In 1808, he presented to the Royal Society of Edinburgh an article entitled "New Series for the Quadrature of the Conic Sections, and the Computation of Logarithms."

In 1823, he presented another, entitled, "Investigation of Formuha for finding the Logarithms of Trigonometrical Quantities from one another."

In 1831, he presented another, entitled, "Account of the Invention of the Pantograph, and a Description of the Eidograph." Of this instrument, called the eidograph, he was himself the inventor; and, like the pantograph, it is used for the purpose of copying plans or other drawings, on the same or on different scales. Professor Wallace was also the inventor of the chorograph, an instrument for describing on paper any triangle having one side and all its angles given, and also for constructing two similar triangles on two given straight lines, having the angles given.

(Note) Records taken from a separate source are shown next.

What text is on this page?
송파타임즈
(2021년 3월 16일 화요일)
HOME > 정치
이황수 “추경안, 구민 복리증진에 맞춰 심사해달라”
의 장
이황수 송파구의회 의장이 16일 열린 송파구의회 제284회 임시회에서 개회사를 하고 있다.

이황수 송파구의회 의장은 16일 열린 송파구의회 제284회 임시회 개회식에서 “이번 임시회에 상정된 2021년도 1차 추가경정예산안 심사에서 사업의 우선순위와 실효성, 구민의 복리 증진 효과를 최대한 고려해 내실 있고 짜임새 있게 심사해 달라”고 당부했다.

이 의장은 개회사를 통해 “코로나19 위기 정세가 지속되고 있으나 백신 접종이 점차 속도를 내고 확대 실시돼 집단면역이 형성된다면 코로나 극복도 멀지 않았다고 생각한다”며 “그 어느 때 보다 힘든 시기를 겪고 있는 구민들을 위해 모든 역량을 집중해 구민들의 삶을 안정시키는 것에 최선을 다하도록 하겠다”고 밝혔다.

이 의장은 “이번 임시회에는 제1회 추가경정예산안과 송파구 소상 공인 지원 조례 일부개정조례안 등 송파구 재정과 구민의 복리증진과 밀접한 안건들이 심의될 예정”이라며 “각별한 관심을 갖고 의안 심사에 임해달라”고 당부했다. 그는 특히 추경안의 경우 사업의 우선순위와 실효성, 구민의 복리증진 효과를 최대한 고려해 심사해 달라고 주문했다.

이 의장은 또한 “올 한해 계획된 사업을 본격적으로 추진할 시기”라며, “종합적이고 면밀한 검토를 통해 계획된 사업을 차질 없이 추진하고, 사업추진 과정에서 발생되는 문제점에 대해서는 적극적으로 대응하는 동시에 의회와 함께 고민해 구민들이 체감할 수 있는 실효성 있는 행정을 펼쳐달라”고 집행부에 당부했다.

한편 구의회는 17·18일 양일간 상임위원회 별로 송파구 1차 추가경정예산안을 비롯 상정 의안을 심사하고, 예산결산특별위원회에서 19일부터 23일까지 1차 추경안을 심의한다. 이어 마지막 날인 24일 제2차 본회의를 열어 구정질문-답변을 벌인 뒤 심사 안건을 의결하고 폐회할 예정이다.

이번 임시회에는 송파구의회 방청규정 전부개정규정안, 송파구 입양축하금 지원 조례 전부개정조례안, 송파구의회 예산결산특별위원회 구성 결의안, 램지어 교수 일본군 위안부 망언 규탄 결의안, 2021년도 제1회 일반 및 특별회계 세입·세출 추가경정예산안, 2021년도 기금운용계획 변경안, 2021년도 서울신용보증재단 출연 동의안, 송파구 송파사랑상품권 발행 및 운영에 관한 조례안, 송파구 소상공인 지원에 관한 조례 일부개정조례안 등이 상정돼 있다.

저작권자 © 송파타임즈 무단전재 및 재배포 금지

In 1836 he contributed a paper to the "Transactions" of the Royal Astronomical Society, entitled, "Two Elementary Solutions of Kepler’s Problem by the Angular Calculus." He also contributed another, under the title of "Geometrical Theorems and Formulae, particularly applicable to some Geodetical Problems," to the Cambridge Philosophical Society, which was published in the sixth volume of their "Transactions."

In 1838, when laid aside by sickness, he also composed a work upon the same subject, which he dedicated to his friend, Colonel Colby.

In 1839 Professor Wallace gave his last contribution to the Royal Society of Edinburgh, under the title of "Solution of a Functional Equation, with its Application to the Parallelogram of Forces, and the Curve of Equilibrium," which was published in the fourteenth volume of their "Transactions."